Auf das Zeichen hin war Ludwig direkt hinter Schmidt aus dem Graben gesprungen und hatte versucht, durch Rennen sein Herzklopfen zu übertönen – vor den Augen nur die nach oben gestreckte Hand des Kompanieführers. Diese Szene erschien ihm wie eine Ewigkeit, dabei dauerte sie wohl nur Sekunden. Eine französische Kugel, vielleicht auch ein Granatsplitter, traf die Hand des Kommandanten und riss alle Finger ab. Ludwig schien es in seinem Entsetzen, als gäbe der erhobene Arm auch ohne die Finger weiterhin den Befehl, den Angriff fortzusetzen. In dieser Sekunde spürte er einen gewaltigen Schlag, der ihn auf die Erde warf. Schlimmer als der Schmerz war der Schock und dann das Entsetzen.
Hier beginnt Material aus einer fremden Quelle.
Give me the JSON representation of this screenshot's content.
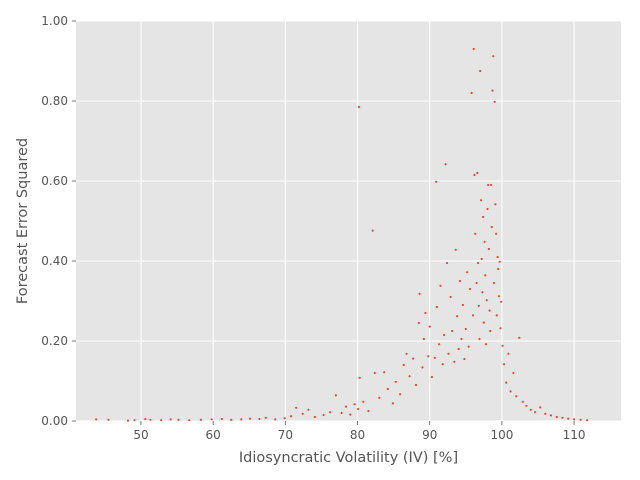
{
  "chart_data": {
    "type": "scatter",
    "xlabel": "Idiosyncratic Volatility (IV) [%]",
    "ylabel": "Forecast Error Squared",
    "xlim": [
      41,
      116.5
    ],
    "ylim": [
      0,
      1
    ],
    "xticks": [
      50,
      60,
      70,
      80,
      90,
      100,
      110
    ],
    "yticks": [
      0.0,
      0.2,
      0.4,
      0.6,
      0.8,
      1.0
    ],
    "xtick_labels": [
      "50",
      "60",
      "70",
      "80",
      "90",
      "100",
      "110"
    ],
    "ytick_labels": [
      "0.00",
      "0.20",
      "0.40",
      "0.60",
      "0.80",
      "1.00"
    ],
    "grid": true,
    "legend": "none",
    "colors": {
      "marker": "#E24A33",
      "background": "#E5E5E5",
      "grid": "#ffffff",
      "text": "#555555"
    },
    "series": [
      {
        "points": [
          [
            43.8,
            0.004
          ],
          [
            45.5,
            0.003
          ],
          [
            48.2,
            0.001
          ],
          [
            49.1,
            0.002
          ],
          [
            50.6,
            0.005
          ],
          [
            51.3,
            0.003
          ],
          [
            52.8,
            0.002
          ],
          [
            54.1,
            0.004
          ],
          [
            55.2,
            0.003
          ],
          [
            56.7,
            0.002
          ],
          [
            58.3,
            0.003
          ],
          [
            59.8,
            0.004
          ],
          [
            61.2,
            0.005
          ],
          [
            62.5,
            0.003
          ],
          [
            63.9,
            0.004
          ],
          [
            65.1,
            0.006
          ],
          [
            66.4,
            0.005
          ],
          [
            67.3,
            0.008
          ],
          [
            68.6,
            0.004
          ],
          [
            69.9,
            0.007
          ],
          [
            70.8,
            0.012
          ],
          [
            71.5,
            0.033
          ],
          [
            72.4,
            0.018
          ],
          [
            73.2,
            0.028
          ],
          [
            74.1,
            0.01
          ],
          [
            75.3,
            0.015
          ],
          [
            76.2,
            0.022
          ],
          [
            77.0,
            0.064
          ],
          [
            77.8,
            0.02
          ],
          [
            78.4,
            0.036
          ],
          [
            79.0,
            0.016
          ],
          [
            79.6,
            0.042
          ],
          [
            80.1,
            0.03
          ],
          [
            80.2,
            0.785
          ],
          [
            80.3,
            0.108
          ],
          [
            80.8,
            0.048
          ],
          [
            81.5,
            0.025
          ],
          [
            82.1,
            0.476
          ],
          [
            82.4,
            0.12
          ],
          [
            83.0,
            0.058
          ],
          [
            83.7,
            0.122
          ],
          [
            84.2,
            0.08
          ],
          [
            84.9,
            0.044
          ],
          [
            85.3,
            0.098
          ],
          [
            85.9,
            0.067
          ],
          [
            86.4,
            0.14
          ],
          [
            86.8,
            0.168
          ],
          [
            87.2,
            0.112
          ],
          [
            87.7,
            0.156
          ],
          [
            88.1,
            0.09
          ],
          [
            88.5,
            0.245
          ],
          [
            88.6,
            0.318
          ],
          [
            89.0,
            0.134
          ],
          [
            89.2,
            0.205
          ],
          [
            89.4,
            0.27
          ],
          [
            89.8,
            0.162
          ],
          [
            90.0,
            0.236
          ],
          [
            90.3,
            0.11
          ],
          [
            90.7,
            0.158
          ],
          [
            90.9,
            0.598
          ],
          [
            91.0,
            0.285
          ],
          [
            91.3,
            0.192
          ],
          [
            91.5,
            0.338
          ],
          [
            91.8,
            0.142
          ],
          [
            92.0,
            0.215
          ],
          [
            92.2,
            0.642
          ],
          [
            92.4,
            0.395
          ],
          [
            92.6,
            0.168
          ],
          [
            92.9,
            0.31
          ],
          [
            93.1,
            0.225
          ],
          [
            93.4,
            0.148
          ],
          [
            93.6,
            0.428
          ],
          [
            93.8,
            0.262
          ],
          [
            94.0,
            0.18
          ],
          [
            94.2,
            0.35
          ],
          [
            94.4,
            0.205
          ],
          [
            94.6,
            0.29
          ],
          [
            94.8,
            0.155
          ],
          [
            95.0,
            0.23
          ],
          [
            95.2,
            0.372
          ],
          [
            95.4,
            0.186
          ],
          [
            95.6,
            0.33
          ],
          [
            95.8,
            0.82
          ],
          [
            96.0,
            0.264
          ],
          [
            96.1,
            0.93
          ],
          [
            96.2,
            0.615
          ],
          [
            96.3,
            0.468
          ],
          [
            96.5,
            0.345
          ],
          [
            96.6,
            0.62
          ],
          [
            96.7,
            0.395
          ],
          [
            96.8,
            0.288
          ],
          [
            96.9,
            0.205
          ],
          [
            97.0,
            0.875
          ],
          [
            97.1,
            0.552
          ],
          [
            97.2,
            0.405
          ],
          [
            97.3,
            0.322
          ],
          [
            97.4,
            0.51
          ],
          [
            97.5,
            0.246
          ],
          [
            97.6,
            0.448
          ],
          [
            97.7,
            0.364
          ],
          [
            97.8,
            0.192
          ],
          [
            97.9,
            0.302
          ],
          [
            98.0,
            0.53
          ],
          [
            98.1,
            0.59
          ],
          [
            98.2,
            0.43
          ],
          [
            98.3,
            0.276
          ],
          [
            98.4,
            0.225
          ],
          [
            98.5,
            0.59
          ],
          [
            98.6,
            0.485
          ],
          [
            98.7,
            0.826
          ],
          [
            98.8,
            0.912
          ],
          [
            98.9,
            0.345
          ],
          [
            99.0,
            0.798
          ],
          [
            99.1,
            0.542
          ],
          [
            99.2,
            0.468
          ],
          [
            99.3,
            0.264
          ],
          [
            99.4,
            0.41
          ],
          [
            99.5,
            0.38
          ],
          [
            99.6,
            0.312
          ],
          [
            99.7,
            0.398
          ],
          [
            99.8,
            0.232
          ],
          [
            99.9,
            0.298
          ],
          [
            100.1,
            0.188
          ],
          [
            100.3,
            0.142
          ],
          [
            100.6,
            0.096
          ],
          [
            100.9,
            0.168
          ],
          [
            101.2,
            0.074
          ],
          [
            101.6,
            0.12
          ],
          [
            102.0,
            0.062
          ],
          [
            102.4,
            0.208
          ],
          [
            102.9,
            0.048
          ],
          [
            103.4,
            0.038
          ],
          [
            104.0,
            0.028
          ],
          [
            104.6,
            0.022
          ],
          [
            105.3,
            0.034
          ],
          [
            106.0,
            0.018
          ],
          [
            106.8,
            0.014
          ],
          [
            107.6,
            0.01
          ],
          [
            108.4,
            0.008
          ],
          [
            109.2,
            0.006
          ],
          [
            110.0,
            0.004
          ],
          [
            110.9,
            0.003
          ],
          [
            111.8,
            0.002
          ]
        ]
      }
    ]
  }
}
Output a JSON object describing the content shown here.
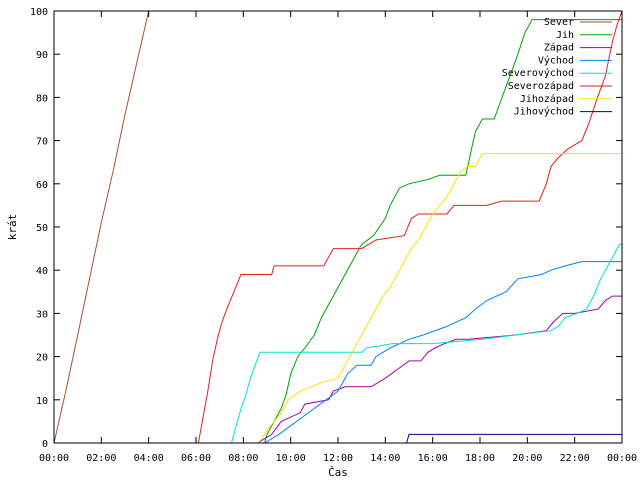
{
  "chart_data": {
    "type": "line",
    "title": "",
    "xlabel": "Čas",
    "ylabel": "krát",
    "xlim": [
      0,
      24
    ],
    "ylim": [
      0,
      100
    ],
    "x_ticks": [
      "00:00",
      "02:00",
      "04:00",
      "06:00",
      "08:00",
      "10:00",
      "12:00",
      "14:00",
      "16:00",
      "18:00",
      "20:00",
      "22:00",
      "00:00"
    ],
    "y_ticks": [
      0,
      10,
      20,
      30,
      40,
      50,
      60,
      70,
      80,
      90,
      100
    ],
    "legend_position": "top-right",
    "series": [
      {
        "name": "Sever",
        "color": "#a0522d",
        "points": [
          [
            0.0,
            0
          ],
          [
            0.5,
            12
          ],
          [
            1.0,
            25
          ],
          [
            1.5,
            38
          ],
          [
            2.0,
            51
          ],
          [
            2.5,
            63
          ],
          [
            3.0,
            76
          ],
          [
            3.5,
            88
          ],
          [
            4.0,
            100
          ]
        ]
      },
      {
        "name": "Jih",
        "color": "#00a000",
        "points": [
          [
            8.9,
            0
          ],
          [
            9.0,
            2
          ],
          [
            9.2,
            4
          ],
          [
            9.4,
            6
          ],
          [
            9.6,
            8
          ],
          [
            9.8,
            11
          ],
          [
            10.0,
            16
          ],
          [
            10.3,
            20
          ],
          [
            10.6,
            22
          ],
          [
            11.0,
            25
          ],
          [
            11.3,
            29
          ],
          [
            11.6,
            32
          ],
          [
            11.9,
            35
          ],
          [
            12.2,
            38
          ],
          [
            12.5,
            41
          ],
          [
            12.8,
            44
          ],
          [
            13.0,
            46
          ],
          [
            13.5,
            48
          ],
          [
            14.0,
            52
          ],
          [
            14.2,
            55
          ],
          [
            14.6,
            59
          ],
          [
            15.0,
            60
          ],
          [
            15.8,
            61
          ],
          [
            16.3,
            62
          ],
          [
            17.4,
            62
          ],
          [
            17.6,
            67
          ],
          [
            17.8,
            72
          ],
          [
            18.1,
            75
          ],
          [
            18.6,
            75
          ],
          [
            18.8,
            78
          ],
          [
            19.2,
            84
          ],
          [
            19.6,
            90
          ],
          [
            19.9,
            95
          ],
          [
            20.2,
            98
          ],
          [
            24.0,
            98
          ]
        ]
      },
      {
        "name": "Západ",
        "color": "#a000a0",
        "points": [
          [
            8.6,
            0
          ],
          [
            9.2,
            2
          ],
          [
            9.6,
            5
          ],
          [
            10.4,
            7
          ],
          [
            10.6,
            9
          ],
          [
            11.6,
            10
          ],
          [
            11.8,
            12
          ],
          [
            12.3,
            13
          ],
          [
            13.4,
            13
          ],
          [
            14.0,
            15
          ],
          [
            14.5,
            17
          ],
          [
            15.0,
            19
          ],
          [
            15.5,
            19
          ],
          [
            15.8,
            21
          ],
          [
            16.1,
            22
          ],
          [
            16.5,
            23
          ],
          [
            17.0,
            24
          ],
          [
            17.5,
            24
          ],
          [
            19.5,
            25
          ],
          [
            20.8,
            26
          ],
          [
            21.1,
            28
          ],
          [
            21.5,
            30
          ],
          [
            22.0,
            30
          ],
          [
            23.0,
            31
          ],
          [
            23.3,
            33
          ],
          [
            23.6,
            34
          ],
          [
            24.0,
            34
          ]
        ]
      },
      {
        "name": "Východ",
        "color": "#0080ff",
        "points": [
          [
            8.9,
            0
          ],
          [
            9.5,
            2
          ],
          [
            10.0,
            4
          ],
          [
            10.5,
            6
          ],
          [
            11.0,
            8
          ],
          [
            11.5,
            10
          ],
          [
            12.0,
            12
          ],
          [
            12.4,
            16
          ],
          [
            12.8,
            18
          ],
          [
            13.4,
            18
          ],
          [
            13.6,
            20
          ],
          [
            14.2,
            22
          ],
          [
            15.0,
            24
          ],
          [
            15.6,
            25
          ],
          [
            16.6,
            27
          ],
          [
            17.4,
            29
          ],
          [
            17.8,
            31
          ],
          [
            18.3,
            33
          ],
          [
            19.1,
            35
          ],
          [
            19.6,
            38
          ],
          [
            20.6,
            39
          ],
          [
            21.0,
            40
          ],
          [
            21.6,
            41
          ],
          [
            22.3,
            42
          ],
          [
            24.0,
            42
          ]
        ]
      },
      {
        "name": "Severovýchod",
        "color": "#00e0e0",
        "points": [
          [
            7.5,
            0
          ],
          [
            7.7,
            4
          ],
          [
            7.9,
            8
          ],
          [
            8.1,
            11
          ],
          [
            8.3,
            15
          ],
          [
            8.5,
            18
          ],
          [
            8.7,
            21
          ],
          [
            13.0,
            21
          ],
          [
            13.2,
            22
          ],
          [
            14.3,
            23
          ],
          [
            16.0,
            23
          ],
          [
            18.1,
            24
          ],
          [
            19.5,
            25
          ],
          [
            21.0,
            26
          ],
          [
            21.3,
            27
          ],
          [
            21.6,
            29
          ],
          [
            22.1,
            30
          ],
          [
            22.5,
            31
          ],
          [
            22.8,
            34
          ],
          [
            23.1,
            38
          ],
          [
            23.5,
            42
          ],
          [
            23.9,
            46
          ],
          [
            24.0,
            46
          ]
        ]
      },
      {
        "name": "Severozápad",
        "color": "#e02020",
        "points": [
          [
            6.1,
            0
          ],
          [
            6.3,
            6
          ],
          [
            6.5,
            12
          ],
          [
            6.7,
            19
          ],
          [
            6.9,
            24
          ],
          [
            7.1,
            28
          ],
          [
            7.3,
            31
          ],
          [
            7.6,
            35
          ],
          [
            7.9,
            39
          ],
          [
            9.2,
            39
          ],
          [
            9.3,
            41
          ],
          [
            11.4,
            41
          ],
          [
            11.6,
            43
          ],
          [
            11.8,
            45
          ],
          [
            13.0,
            45
          ],
          [
            13.6,
            47
          ],
          [
            14.8,
            48
          ],
          [
            15.1,
            52
          ],
          [
            15.4,
            53
          ],
          [
            16.6,
            53
          ],
          [
            16.9,
            55
          ],
          [
            18.3,
            55
          ],
          [
            18.9,
            56
          ],
          [
            20.5,
            56
          ],
          [
            20.8,
            60
          ],
          [
            21.0,
            64
          ],
          [
            21.3,
            66
          ],
          [
            21.7,
            68
          ],
          [
            22.3,
            70
          ],
          [
            22.6,
            74
          ],
          [
            22.9,
            79
          ],
          [
            23.3,
            85
          ],
          [
            23.6,
            93
          ],
          [
            23.8,
            97
          ],
          [
            24.0,
            100
          ]
        ]
      },
      {
        "name": "Jihozápad",
        "color": "#ffe000",
        "points": [
          [
            8.6,
            0
          ],
          [
            8.8,
            1
          ],
          [
            9.0,
            3
          ],
          [
            9.3,
            5
          ],
          [
            9.6,
            7
          ],
          [
            9.9,
            10
          ],
          [
            10.4,
            12
          ],
          [
            10.9,
            13
          ],
          [
            11.3,
            14
          ],
          [
            12.0,
            15
          ],
          [
            12.3,
            18
          ],
          [
            12.6,
            21
          ],
          [
            12.9,
            24
          ],
          [
            13.3,
            28
          ],
          [
            13.6,
            31
          ],
          [
            13.9,
            34
          ],
          [
            14.2,
            36
          ],
          [
            14.5,
            39
          ],
          [
            14.8,
            42
          ],
          [
            15.1,
            45
          ],
          [
            15.4,
            47
          ],
          [
            15.7,
            50
          ],
          [
            16.0,
            53
          ],
          [
            16.3,
            55
          ],
          [
            16.6,
            57
          ],
          [
            16.9,
            60
          ],
          [
            17.2,
            63
          ],
          [
            17.5,
            64
          ],
          [
            17.8,
            64
          ],
          [
            18.1,
            67
          ],
          [
            24.0,
            67
          ]
        ]
      },
      {
        "name": "Jihovýchod",
        "color": "#0000a0",
        "points": [
          [
            14.9,
            0
          ],
          [
            15.0,
            2
          ],
          [
            24.0,
            2
          ]
        ]
      }
    ]
  }
}
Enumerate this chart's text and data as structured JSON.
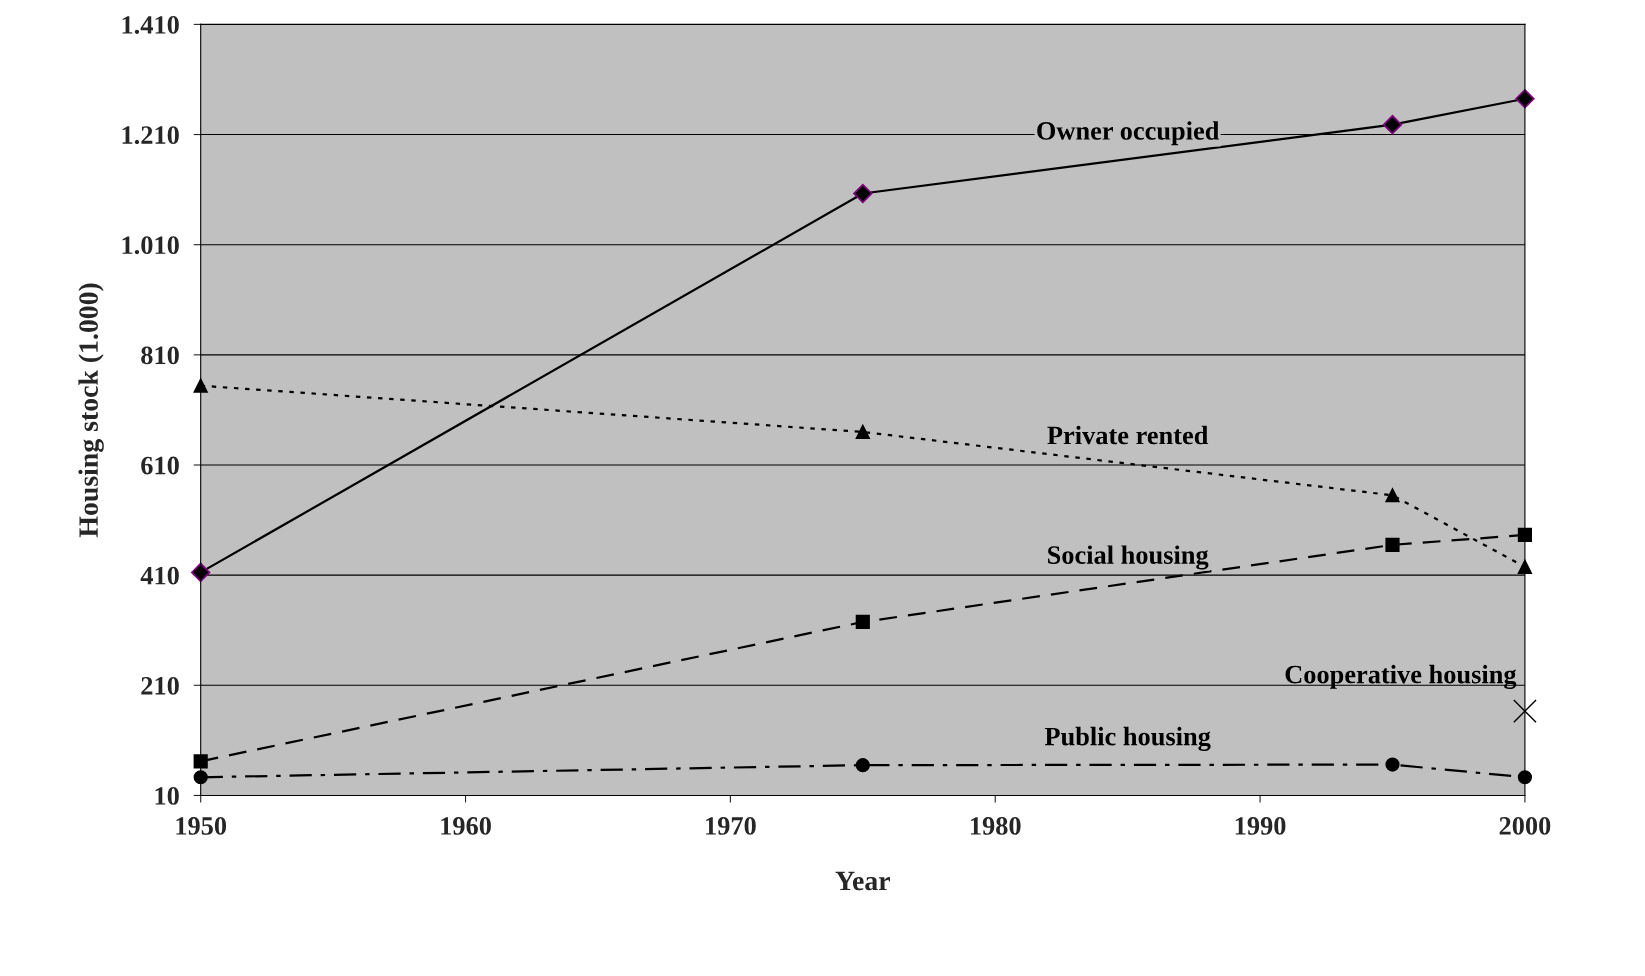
{
  "chart_data": {
    "type": "line",
    "xlabel": "Year",
    "ylabel": "Housing stock (1.000)",
    "x": [
      1950,
      1975,
      1995,
      2000
    ],
    "xlim": [
      1950,
      2000
    ],
    "xticks": [
      1950,
      1960,
      1970,
      1980,
      1990,
      2000
    ],
    "ylim": [
      10,
      1410
    ],
    "yticks": [
      10,
      210,
      {
        "value": 410,
        "label": "410"
      },
      610,
      810,
      {
        "value": 1010,
        "label": "1.010"
      },
      {
        "value": 1210,
        "label": "1.210"
      },
      {
        "value": 1410,
        "label": "1.410"
      }
    ],
    "grid": "y",
    "legend": false,
    "series": [
      {
        "name": "Owner occupied",
        "color": "#000000",
        "marker": "diamond",
        "line_style": "solid",
        "values": [
          415,
          1103,
          1228,
          1275
        ]
      },
      {
        "name": "Private rented",
        "color": "#000000",
        "marker": "triangle",
        "line_style": "dotted",
        "values": [
          754,
          670,
          555,
          425
        ]
      },
      {
        "name": "Social housing",
        "color": "#000000",
        "marker": "square",
        "line_style": "dashed",
        "values": [
          72,
          325,
          465,
          483
        ]
      },
      {
        "name": "Public housing",
        "color": "#000000",
        "marker": "circle",
        "line_style": "dashdot",
        "values": [
          43,
          65,
          66,
          43
        ]
      },
      {
        "name": "Cooperative housing",
        "color": "#000000",
        "marker": "cross",
        "values": [
          null,
          null,
          null,
          163
        ]
      }
    ]
  }
}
Er hörte sich selbst in Panik schreien: »Hebt mich auf, nehmt mich mit, nehmt mich mit! Lasst mich nicht hier liegen!«
Wie lange er dort schreiend gelegen hatte, hätte er nicht zu sagen vermocht. Sekunden? Minuten? Dann hatte ihn jemand gepackt und mitgeschleift, was seinen Schmerz noch verschlimmert hatte. Sein rechter Fuß war so abgewinkelt, als hielten ihnnur die Fetzen seiner Hose und seiner Stiefel noch mit dem Unterschenkel zusammen. Die Schmerzen wurden schier unerträglich, und er konnte nur noch einen klaren Gedanken fassen: ›Macht doch was gegen diesen Schmerz!‹
Ein junger Sanitäter bugsierte ihn mit, wie ihm schien, rücksichtsloser Brutalität auf eine Trage. Auf der anschließenden, endlos scheinenden Fahrt in einem rumpelnden, quietschenden Lastwagen über ungepflasterte Straßen wurde ihm erst nach einiger Zeit bewusst, dass er nicht der Einzige auf der Ladefläche war. Neben ihm und auch halb auf ihm lagen andere Verwundete; ihr Blut tropfte auf ihn herunter, ihr Stöhnen und Schreien füllte den engen Raum. Doch Ludwig war ganz auf den eigenen Schmerz konzentriert. ›Warum werde ich nicht ohnmächtig?‹, wunderte er sich. ›Soll mir doch jemand eine Narkose geben, ganz gleich, was danach kommt.‹
In dem überfüllten Feldlazarett versuchte eine Schwester, deren Gesicht in seinem Schmerz verschwamm, ihm Stiefel und Hosen abzustreifen. Er hörte jemanden schreien: »Verdammt, das tut weh! Schneiden Sie den Stiefel und die Hose doch einfach auf!«, und begriff erst dann, dass er selbst es war, der die Schwester anbrüllte.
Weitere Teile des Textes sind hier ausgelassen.